Purpose: We are developing a new software module for the open-source software platform FoodRiskLabs, which is designed to support risk assessors and decision makers in regular risk assessments and outbreak investigations. Specifically, the new software components support the identification of a disease-causing “contaminated” product by comparing the products sales distribution pattern with the spatial distribution pattern of human infections.
Methods: The new software module extends the collection of FoodRiskLabs tools which are based on the open-source data analytics platform KNIME. It includes the likelihood-based approach introduced by Kaufman et al. (2014), and provides support for parallelized or cloud-based execution. Further, a new Monte Carlo simulation-based algorithm has been developed that allows to identify the minimal set of products containing the “guilty” product within a user-defined confidence limit.

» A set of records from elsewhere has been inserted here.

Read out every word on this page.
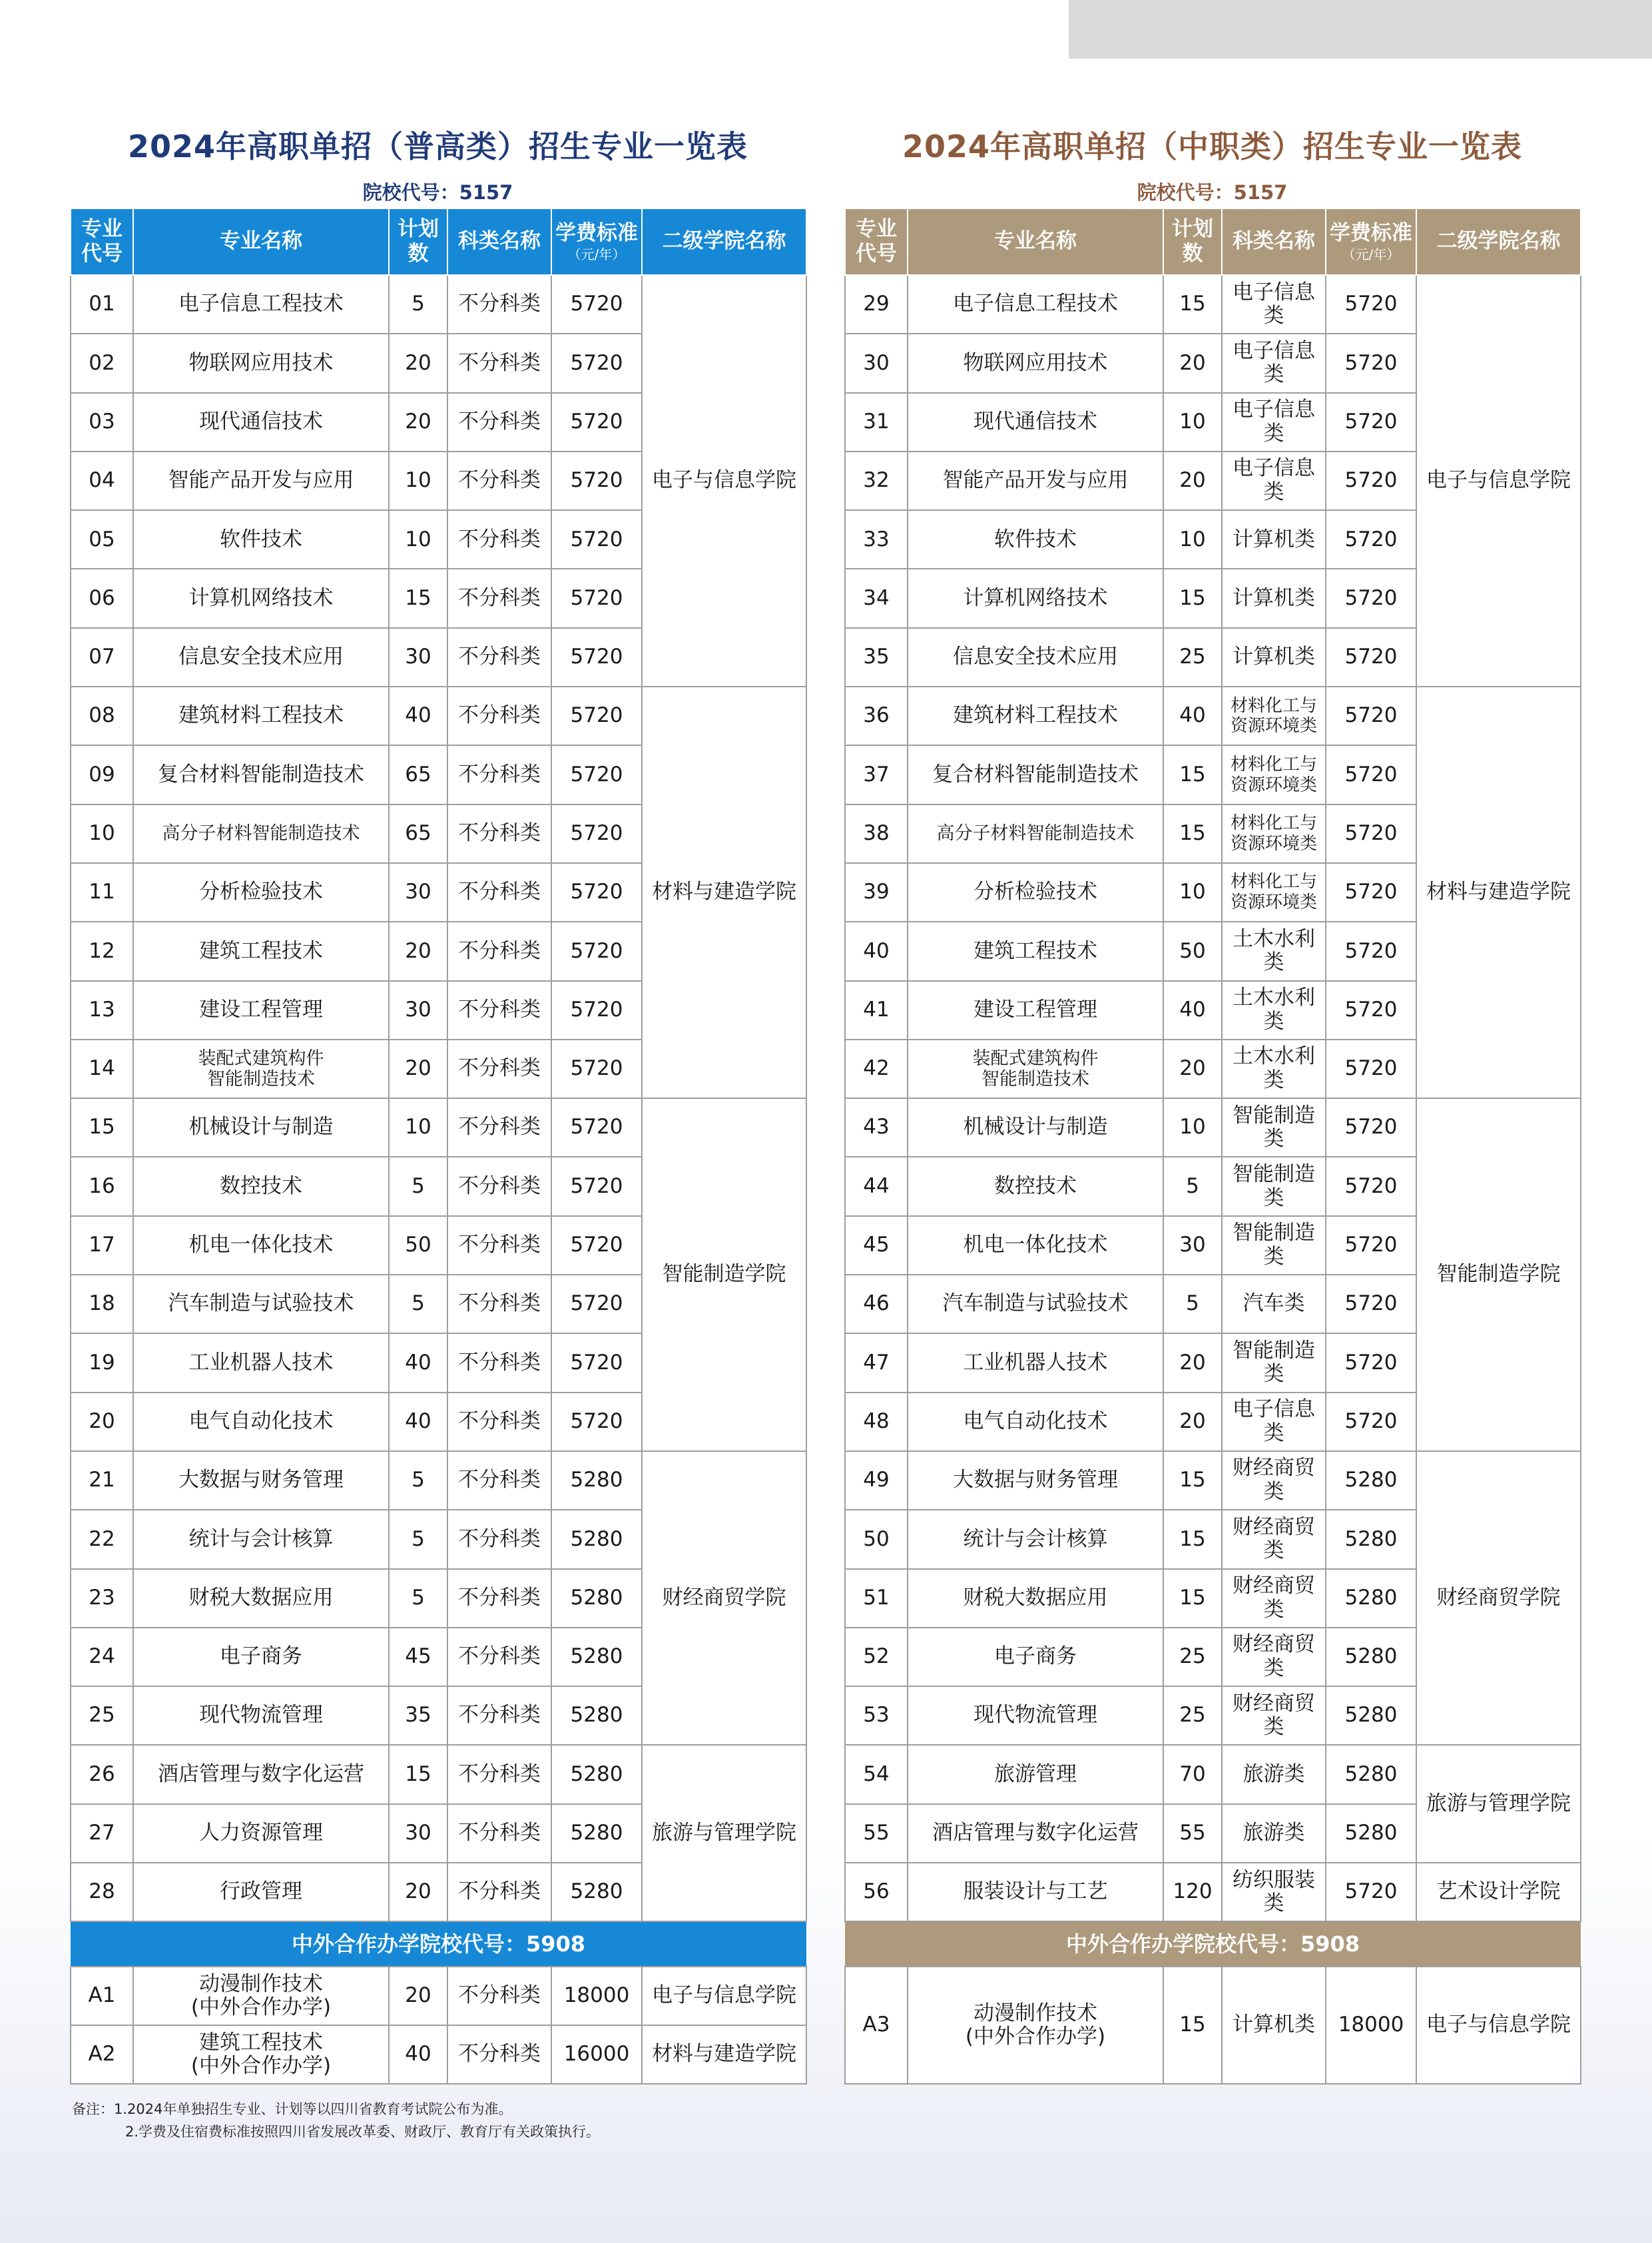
2024年高职单招（普高类）招生专业一览表
院校代号：5157
专业代号	专业名称	计划数	科类名称	学费标准
（元/年）	二级学院名称
01	电子信息工程技术	5	不分科类	5720	电子与信息学院
02	物联网应用技术	20	不分科类	5720	
03	现代通信技术	20	不分科类	5720	
04	智能产品开发与应用	10	不分科类	5720	
05	软件技术	10	不分科类	5720	
06	计算机网络技术	15	不分科类	5720	
07	信息安全技术应用	30	不分科类	5720	
08	建筑材料工程技术	40	不分科类	5720	材料与建造学院
09	复合材料智能制造技术	65	不分科类	5720	
10	高分子材料智能制造技术	65	不分科类	5720	
11	分析检验技术	30	不分科类	5720	
12	建筑工程技术	20	不分科类	5720	
13	建设工程管理	30	不分科类	5720	
14	装配式建筑构件
智能制造技术	20	不分科类	5720	
15	机械设计与制造	10	不分科类	5720	智能制造学院
16	数控技术	5	不分科类	5720	
17	机电一体化技术	50	不分科类	5720	
18	汽车制造与试验技术	5	不分科类	5720	
19	工业机器人技术	40	不分科类	5720	
20	电气自动化技术	40	不分科类	5720	
21	大数据与财务管理	5	不分科类	5280	财经商贸学院
22	统计与会计核算	5	不分科类	5280	
23	财税大数据应用	5	不分科类	5280	
24	电子商务	45	不分科类	5280	
25	现代物流管理	35	不分科类	5280	
26	酒店管理与数字化运营	15	不分科类	5280	旅游与管理学院
27	人力资源管理	30	不分科类	5280	
28	行政管理	20	不分科类	5280	
中外合作办学院校代号：5908					
A1	动漫制作技术
(中外合作办学)	20	不分科类	18000	电子与信息学院
A2	建筑工程技术
(中外合作办学)	40	不分科类	16000	材料与建造学院
2024年高职单招（中职类）招生专业一览表
院校代号：5157
专业代号	专业名称	计划数	科类名称	学费标准
（元/年）	二级学院名称
29	电子信息工程技术	15	电子信息类	5720	电子与信息学院
30	物联网应用技术	20	电子信息类	5720	
31	现代通信技术	10	电子信息类	5720	
32	智能产品开发与应用	20	电子信息类	5720	
33	软件技术	10	计算机类	5720	
34	计算机网络技术	15	计算机类	5720	
35	信息安全技术应用	25	计算机类	5720	
36	建筑材料工程技术	40	材料化工与
资源环境类	5720	材料与建造学院
37	复合材料智能制造技术	15	材料化工与
资源环境类	5720	
38	高分子材料智能制造技术	15	材料化工与
资源环境类	5720	
39	分析检验技术	10	材料化工与
资源环境类	5720	
40	建筑工程技术	50	土木水利类	5720	
41	建设工程管理	40	土木水利类	5720	
42	装配式建筑构件
智能制造技术	20	土木水利类	5720	
43	机械设计与制造	10	智能制造类	5720	智能制造学院
44	数控技术	5	智能制造类	5720	
45	机电一体化技术	30	智能制造类	5720	
46	汽车制造与试验技术	5	汽车类	5720	
47	工业机器人技术	20	智能制造类	5720	
48	电气自动化技术	20	电子信息类	5720	
49	大数据与财务管理	15	财经商贸类	5280	财经商贸学院
50	统计与会计核算	15	财经商贸类	5280	
51	财税大数据应用	15	财经商贸类	5280	
52	电子商务	25	财经商贸类	5280	
53	现代物流管理	25	财经商贸类	5280	
54	旅游管理	70	旅游类	5280	旅游与管理学院
55	酒店管理与数字化运营	55	旅游类	5280	
56	服装设计与工艺	120	纺织服装类	5720	艺术设计学院
中外合作办学院校代号：5908					
A3	动漫制作技术
(中外合作办学)	15	计算机类	18000	电子与信息学院
备注：1.2024年单独招生专业、计划等以四川省教育考试院公布为准。
2.学费及住宿费标准按照四川省发展改革委、财政厅、教育厅有关政策执行。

Results: The software features were tested on artificial outbreak scenarios generated from real world sales data. It was used to study the performance effects of three influencing factors using the extended likelihood-based approach. These analyses confirmed that for the given scenario settings the number of products under suspicion and the spatial granularity of the available data strongly influence the algorithm’s performance.
Significance: The new FoodRiskLabs extension will be made freely available for download and joint development as an open-source community resource (https://foodrisklabs.bfr.bund.de). It provides a scalable software infrastructure enabling food authorities (and private sector stakeholders) to include food sales data into their outbreak investigations. Further research is necessary to address remaining open questions with respect to the algorithm’s performance in cases where the underlying assumptions on the product sales data are not fulfilled.